A direção do PCB, orientada pela linha da URSS, boicotou a OLAS. Mas os cubanos endereçaram um convite pessoal a Marighella, que fazia oposição às concepções da cúpula pecebista.

Conforme o relato de Mario Magalhães na sua famosa biografia, “Marighella, o guerrilheiro que incendiou o mundo”, “Marighella redigiu o discurso da delegação brasileira, mas se recusou a pronunciá-lo, por não ser seu membro oficial (…) Enquanto os oradores das ex-colônias espanholas se proclamavam continuadores de Bolívar e outros libertadores da América, o texto de Marighella reivindicou a luta quilombola de Palmares, dos combatentes da ‘guerra de guerrilhas’ contra os holandeses no Nordeste, do ‘corajoso campesinato’ de Canudos e de ‘lutas armadas anti-imperialistas’, como a Guerra do Contestado”.

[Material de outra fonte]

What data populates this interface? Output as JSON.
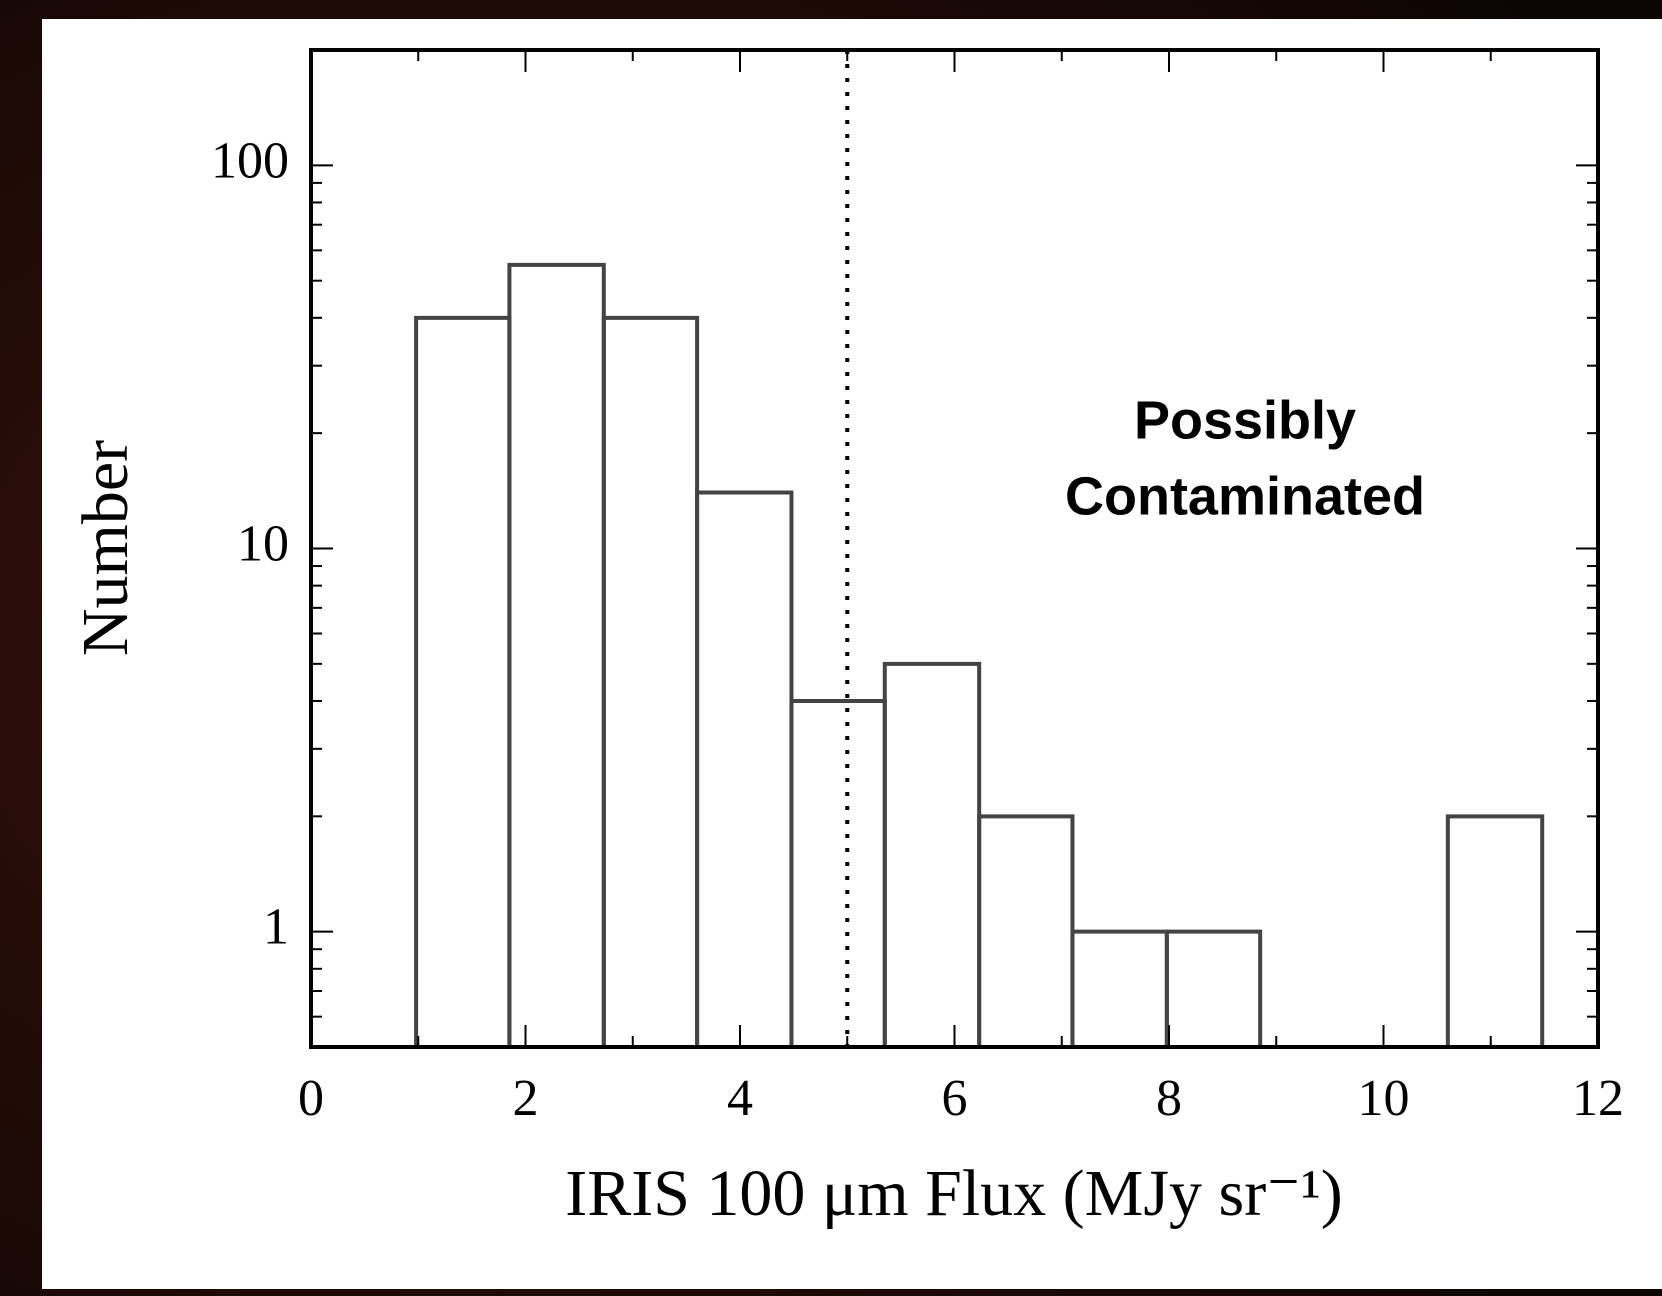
{
  "chart_data": {
    "type": "histogram",
    "bins": [
      0.98,
      1.85,
      2.73,
      3.6,
      4.48,
      5.35,
      6.23,
      7.1,
      7.98,
      8.85,
      9.73,
      10.6,
      11.48
    ],
    "values": [
      40,
      55,
      40,
      14,
      4,
      5,
      2,
      1,
      1,
      0,
      0,
      2
    ],
    "color": "#444444",
    "xlabel": "IRIS 100 μm Flux (MJy sr⁻¹)",
    "ylabel": "Number",
    "xlim": [
      0,
      12
    ],
    "xticks": [
      0,
      2,
      4,
      6,
      8,
      10,
      12
    ],
    "xminor_ticks": [
      1,
      3,
      5,
      7,
      9,
      11
    ],
    "ylim": [
      0.5,
      200
    ],
    "yticks": [
      1,
      10,
      100
    ],
    "yminor_ticks": [
      0.5,
      0.6,
      0.7,
      0.8,
      0.9,
      2,
      3,
      4,
      5,
      6,
      7,
      8,
      9,
      20,
      30,
      40,
      50,
      60,
      70,
      80,
      90,
      200
    ],
    "yscale": "log",
    "vline": {
      "x": 5,
      "style": "dotted"
    },
    "annotation": {
      "lines": [
        "Possibly",
        "Contaminated"
      ],
      "color": "#ff2a00"
    }
  }
}
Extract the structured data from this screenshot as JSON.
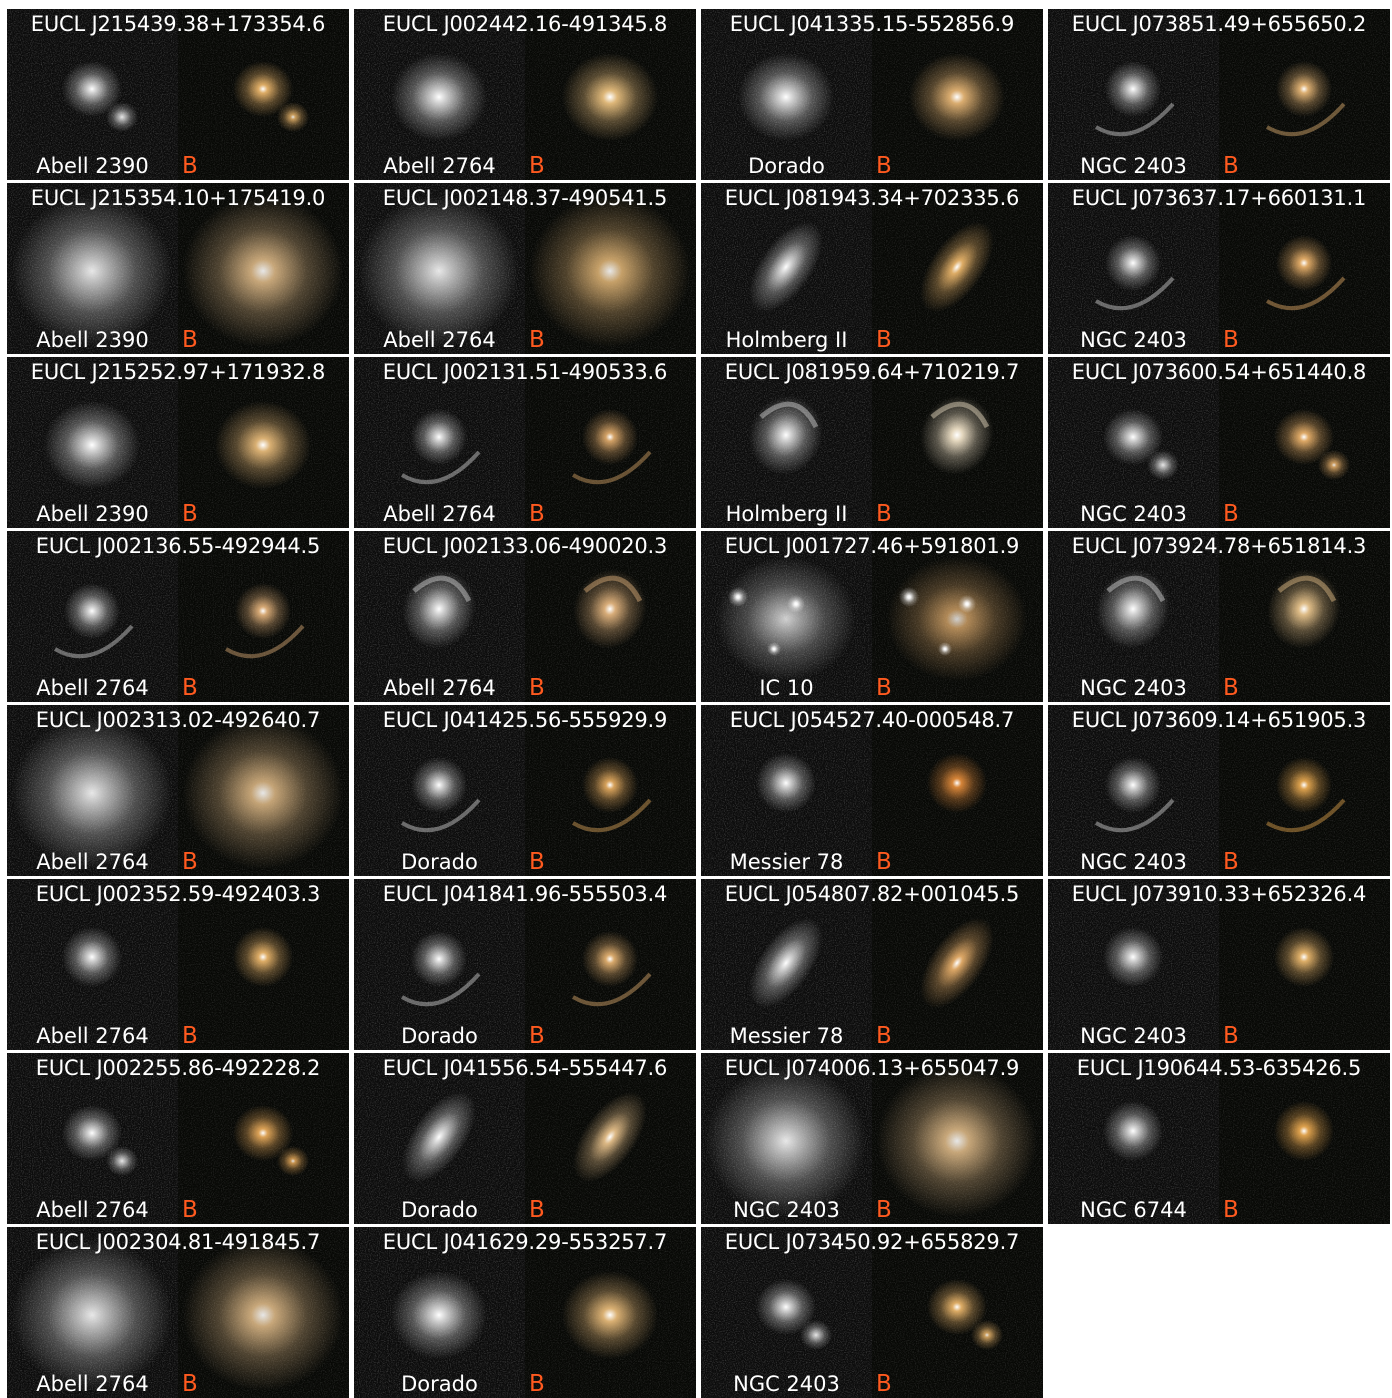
{
  "grade_color": "#ff5a1f",
  "panels": [
    {
      "title": "EUCL J215439.38+173354.6",
      "field": "Abell 2390",
      "grade": "B",
      "morph": "compact-pair",
      "tint": "#e8b46a"
    },
    {
      "title": "EUCL J215354.10+175419.0",
      "field": "Abell 2390",
      "grade": "B",
      "morph": "big-elliptical",
      "tint": "#e6c08c"
    },
    {
      "title": "EUCL J215252.97+171932.8",
      "field": "Abell 2390",
      "grade": "B",
      "morph": "elliptical",
      "tint": "#e4b878"
    },
    {
      "title": "EUCL J002136.55-492944.5",
      "field": "Abell 2764",
      "grade": "B",
      "morph": "arc-ring",
      "tint": "#e0b07a"
    },
    {
      "title": "EUCL J002313.02-492640.7",
      "field": "Abell 2764",
      "grade": "B",
      "morph": "big-elliptical",
      "tint": "#e2bc88"
    },
    {
      "title": "EUCL J002352.59-492403.3",
      "field": "Abell 2764",
      "grade": "B",
      "morph": "compact",
      "tint": "#e8b46a"
    },
    {
      "title": "EUCL J002255.86-492228.2",
      "field": "Abell 2764",
      "grade": "B",
      "morph": "compact-pair",
      "tint": "#e6a95a"
    },
    {
      "title": "EUCL J002304.81-491845.7",
      "field": "Abell 2764",
      "grade": "B",
      "morph": "big-elliptical",
      "tint": "#e6c08c"
    },
    {
      "title": "EUCL J002442.16-491345.8",
      "field": "Abell 2764",
      "grade": "B",
      "morph": "elliptical",
      "tint": "#e8bf7e"
    },
    {
      "title": "EUCL J002148.37-490541.5",
      "field": "Abell 2764",
      "grade": "B",
      "morph": "big-elliptical",
      "tint": "#e4b878"
    },
    {
      "title": "EUCL J002131.51-490533.6",
      "field": "Abell 2764",
      "grade": "B",
      "morph": "arc-ring",
      "tint": "#dca86a"
    },
    {
      "title": "EUCL J002133.06-490020.3",
      "field": "Abell 2764",
      "grade": "B",
      "morph": "spiral",
      "tint": "#e2b47e"
    },
    {
      "title": "EUCL J041425.56-555929.9",
      "field": "Dorado",
      "grade": "B",
      "morph": "arc-ring",
      "tint": "#e0a85e"
    },
    {
      "title": "EUCL J041841.96-555503.4",
      "field": "Dorado",
      "grade": "B",
      "morph": "arc-ring",
      "tint": "#e2b070"
    },
    {
      "title": "EUCL J041556.54-555447.6",
      "field": "Dorado",
      "grade": "B",
      "morph": "edge-on",
      "tint": "#e6c08a"
    },
    {
      "title": "EUCL J041629.29-553257.7",
      "field": "Dorado",
      "grade": "B",
      "morph": "elliptical",
      "tint": "#e4b878"
    },
    {
      "title": "EUCL J041335.15-552856.9",
      "field": "Dorado",
      "grade": "B",
      "morph": "elliptical",
      "tint": "#e4b474"
    },
    {
      "title": "EUCL J081943.34+702335.6",
      "field": "Holmberg II",
      "grade": "B",
      "morph": "edge-on",
      "tint": "#e8b46a"
    },
    {
      "title": "EUCL J081959.64+710219.7",
      "field": "Holmberg II",
      "grade": "B",
      "morph": "spiral",
      "tint": "#f0e2c8"
    },
    {
      "title": "EUCL J001727.46+591801.9",
      "field": "IC 10",
      "grade": "B",
      "morph": "group",
      "tint": "#e4b070"
    },
    {
      "title": "EUCL J054527.40-000548.7",
      "field": "Messier 78",
      "grade": "B",
      "morph": "compact",
      "tint": "#e08a3a"
    },
    {
      "title": "EUCL J054807.82+001045.5",
      "field": "Messier 78",
      "grade": "B",
      "morph": "edge-on",
      "tint": "#e6ae6a"
    },
    {
      "title": "EUCL J074006.13+655047.9",
      "field": "NGC 2403",
      "grade": "B",
      "morph": "big-elliptical",
      "tint": "#e6c08c"
    },
    {
      "title": "EUCL J073450.92+655829.7",
      "field": "NGC 2403",
      "grade": "B",
      "morph": "compact-pair",
      "tint": "#e8b46a"
    },
    {
      "title": "EUCL J073851.49+655650.2",
      "field": "NGC 2403",
      "grade": "B",
      "morph": "arc-ring",
      "tint": "#e6b676"
    },
    {
      "title": "EUCL J073637.17+660131.1",
      "field": "NGC 2403",
      "grade": "B",
      "morph": "arc-ring",
      "tint": "#e8b06a"
    },
    {
      "title": "EUCL J073600.54+651440.8",
      "field": "NGC 2403",
      "grade": "B",
      "morph": "compact-pair",
      "tint": "#e8b06a"
    },
    {
      "title": "EUCL J073924.78+651814.3",
      "field": "NGC 2403",
      "grade": "B",
      "morph": "spiral",
      "tint": "#e8c48c"
    },
    {
      "title": "EUCL J073609.14+651905.3",
      "field": "NGC 2403",
      "grade": "B",
      "morph": "arc-ring",
      "tint": "#e6a850"
    },
    {
      "title": "EUCL J073910.33+652326.4",
      "field": "NGC 2403",
      "grade": "B",
      "morph": "compact",
      "tint": "#e8b66c"
    },
    {
      "title": "EUCL J190644.53-635426.5",
      "field": "NGC 6744",
      "grade": "B",
      "morph": "compact",
      "tint": "#e8a850"
    }
  ]
}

Segue abaixo o referido discurso redigido por Marighella, que traduzimos pela primeira vez do francês dos registros feitos por François Maspero, que constam em “Olas – 1ª conférence de l’organisation latino-américaine de solidarité”:

Discurso da Delegação do Brasil na OLAS – Redigido por Carlos Marighella

O surgimento de uma vanguarda que soube combinar, de forma admirável, as experiências das condições específicas de Cuba e a arma da teoria revolucionária enriqueceu a experiência do movimento revolucionário mundial e ofereceu novos instrumentos de análise à luta de classes da era imperialista.

A delegação brasileira representa um povo cuja luta também percorreu este caminho. Em Palmares ocorreu a maior das revoltas de escravos da África.

No Nordeste de nosso país, uma guerra de guerrilha contra o domínio holandês marcou o início da nacionalidade brasileira. No início deste século, em Canudos, o corajoso campesinato do sertão infligiu duras derrotas ao exército que defendia os latifundiários. Duas lutas armadas antiimperialistas foram travadas na Guerra do Contestado e na luta contra a perda do Acre aos ianques. Em Santa Catarina, no sul do país, os camponeses infligiram as derrotas mais severas ao exército que defendia os interesses das empresas imperialistas ianques.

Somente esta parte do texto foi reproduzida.